At one point, a performer asked the other poet on the stage, ‘Do you hate all white people?’ as part of the dialogue in their performance. Without missing a beat, someone in the front row shouted, ‘YES!’ and the room erupted. There was laughter – the outburst didn’t feel hostile or threatening – but there were for sure a few ‘Damn straights!’ in there as well.

Now let’s put this in perspective (from my perspective): easily 40-50% of the people in that room were white. Two of the poets were white, as was the DJ. And the white poets spoke very evocatively about the need for change. In that moment I felt strongly how little some South Africans feel has been accomplished in terms of achieving racial equity. At the same time and upon further reflection, I’m fairly certain that a mixed-race crowd erupting into laughter and cheering at a statement of ‘I hate black people’ would literally be national news.

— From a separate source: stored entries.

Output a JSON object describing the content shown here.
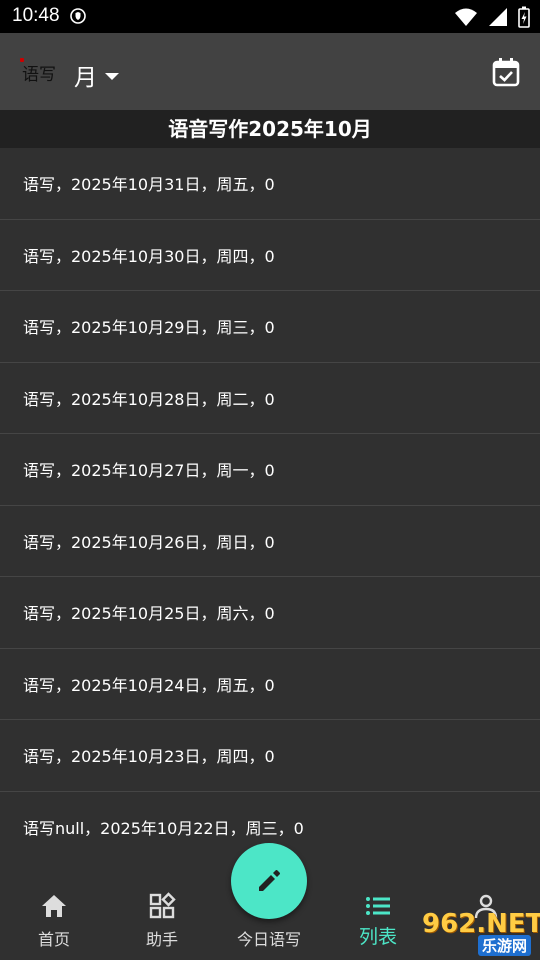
{
  "status": {
    "time": "10:48"
  },
  "appbar": {
    "logo_text": "语写",
    "mode": "月"
  },
  "header": {
    "title": "语音写作2025年10月"
  },
  "entries": [
    "语写，2025年10月31日，周五，0",
    "语写，2025年10月30日，周四，0",
    "语写，2025年10月29日，周三，0",
    "语写，2025年10月28日，周二，0",
    "语写，2025年10月27日，周一，0",
    "语写，2025年10月26日，周日，0",
    "语写，2025年10月25日，周六，0",
    "语写，2025年10月24日，周五，0",
    "语写，2025年10月23日，周四，0",
    "语写null，2025年10月22日，周三，0"
  ],
  "nav": {
    "items": [
      {
        "label": "首页",
        "icon": "home-icon"
      },
      {
        "label": "助手",
        "icon": "widgets-icon"
      },
      {
        "label": "今日语写",
        "icon": "none"
      },
      {
        "label": "列表",
        "icon": "list-icon"
      },
      {
        "label": "",
        "icon": "person-icon"
      }
    ],
    "active_index": 3,
    "active_color": "#4ce6c7"
  },
  "fab": {
    "icon": "edit-pencil-icon",
    "color": "#4ce6c7"
  },
  "watermark": {
    "text": "962.NET",
    "sub": "乐游网"
  }
}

A short while later, the MC came on stage and asked that these discussions be held respectfully and without hostility. He said that these are issues that must be discussed, in spite of discomfort and awkwardness, but they must be discussed in the spirit of friendship and reconciliation. Afterwards, Esme told us just how rare these discussions really are, that honest conversations about race and all that implies, in her understanding at least, are almost taboo among many South Africans.

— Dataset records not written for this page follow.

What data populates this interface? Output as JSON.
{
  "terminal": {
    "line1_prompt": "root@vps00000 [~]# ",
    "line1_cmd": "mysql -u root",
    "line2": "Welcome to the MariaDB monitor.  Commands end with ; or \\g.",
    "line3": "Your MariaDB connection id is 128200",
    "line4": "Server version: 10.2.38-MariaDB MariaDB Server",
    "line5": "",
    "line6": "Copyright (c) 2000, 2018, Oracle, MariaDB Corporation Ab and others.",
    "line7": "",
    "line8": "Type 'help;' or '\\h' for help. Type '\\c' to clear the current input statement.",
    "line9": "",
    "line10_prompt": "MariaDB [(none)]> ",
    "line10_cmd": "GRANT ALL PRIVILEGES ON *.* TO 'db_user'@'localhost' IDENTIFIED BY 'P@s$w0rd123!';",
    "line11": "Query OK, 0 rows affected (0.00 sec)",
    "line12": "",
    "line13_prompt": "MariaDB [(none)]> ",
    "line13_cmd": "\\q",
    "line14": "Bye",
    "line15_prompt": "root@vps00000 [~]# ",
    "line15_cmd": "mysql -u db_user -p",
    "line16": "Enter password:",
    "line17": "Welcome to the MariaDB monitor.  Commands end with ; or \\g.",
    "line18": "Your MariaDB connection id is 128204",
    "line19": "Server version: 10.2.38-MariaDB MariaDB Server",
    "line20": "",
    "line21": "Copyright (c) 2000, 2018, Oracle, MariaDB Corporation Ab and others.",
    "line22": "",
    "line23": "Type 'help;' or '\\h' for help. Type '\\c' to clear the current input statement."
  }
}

And did I feel guilty, standing there in the back of that room? You bet I did (thank you Catholic upbringing). Shame flooded over me when the young man talked about seeing white people grasp at their purses at his approach. I may not have pulled that exact move (I hope), but I have been guilty of wondering if certain black men in a crowd are looking for an opportunity to snatch something of mine. To be fair, my white skin stands out like a neon sign in the Township, and at any given point in time I am usually carrying enough sellable stuff to literally change a person’s life (I’m saying literally too much, but it’s true). I have also been robbed by young black men at least six times in various countries in Africa. And the family I am staying with is constantly advising against my leaving the yard alone, to the point that they come and stand on the sidewalk in front of the house to wait for the bus with me (yes, it feels exactly like kindergarten). On Sunday afternoon I wanted to bring something to a Mama who lives half a block away and had to be accompanied by Mama’s daughter and three little kids. Are they acting in an overabundance of caution? Probably. And is it unfair to the residents of this community, who have been nothing but kind and welcoming to me? Absolutely. But guess what the narrative becomes if something bad happens to me or any other visitor to the Township? What then gets told of what is ‘true’ about this community?

At any rate, last night’s experience at InZync is not one I will soon forget. It has given me a lot to ponder about race, rage, and the powerfully painful legacies of colonialism (one of which, of course, is my presence here).